RE:Carbon capture
from wavefronts management discussion...
With the broadening move towards decarbonization associated with human-induced effects on climate change, E&Ps and OFS companies must adapt and move outside of traditional oilfield services to sectors in the low-carbon space, as evidenced by Occidental Petroleum agreeing on net-zero oil created from captured atmospheric CO2 and a CO2 sequestration project in Louisiana.1
Given the energy sectors’ ESG and CO2 management needs, Wavefront has identified two areas in the low-carbon space where its existing proprietary technologies may play a pivotal role. The first area is CO2 sequestration, while the second area is geothermal operations.
CO2 sequestration in geological media is a well-researched and practiced approach. Depending on in-ground temperature and pressure and other characteristics, CO2 may be stored through several mechanisms in geological media as a gas, a liquid, or in a supercritical state by trapping in porous media such as depleted hydrocarbon reservoirs; oil reservoirs (EOR); or deep brine aquifers and regional-scale aquifers. The physics of fluid flow in porous media is universal – whether it occurs ten feet deep during environmental groundwater remediation, eight thousand feet deep during CO2-driven EOR or twelve thousand feet during salt cavern solution mining.
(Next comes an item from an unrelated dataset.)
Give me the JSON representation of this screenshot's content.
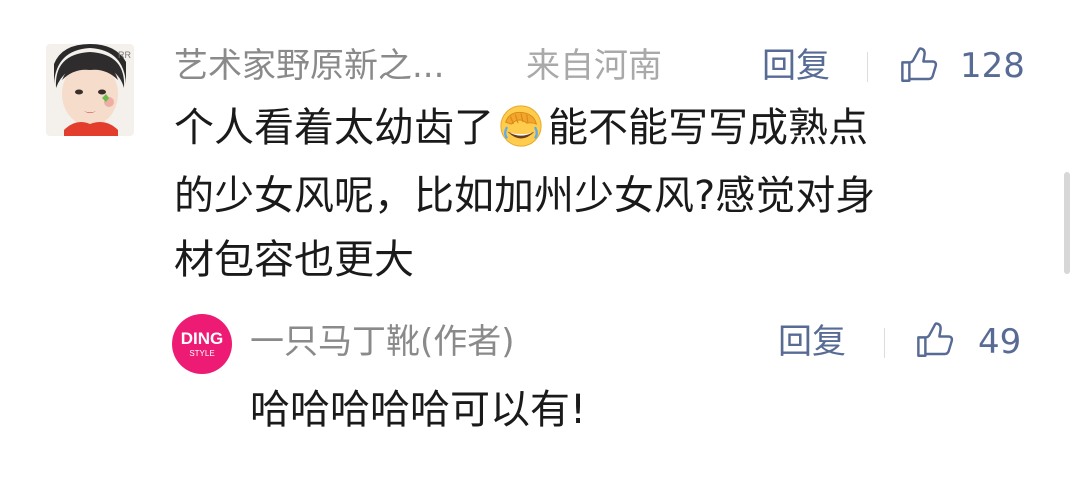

Wavefront’s Powerwave® has been broadly used globally in environmental, mining, and oil and gas applications. In Michigan, Mississippi, and Texas, Powerwave® was successfully applied to optimize CO2-driven EOR projects to improve CO2 injection rates and CO2 distribution in the subsurface. Given Wavefront’s broad-based experience in multiple sectors, we are confident that Powerwave® may be successfully applied to large-scale CO2 sequestration projects to increase CO2 injection/sequestration rates, thus, keeping anthropogenic carbon from reaching the atmosphere.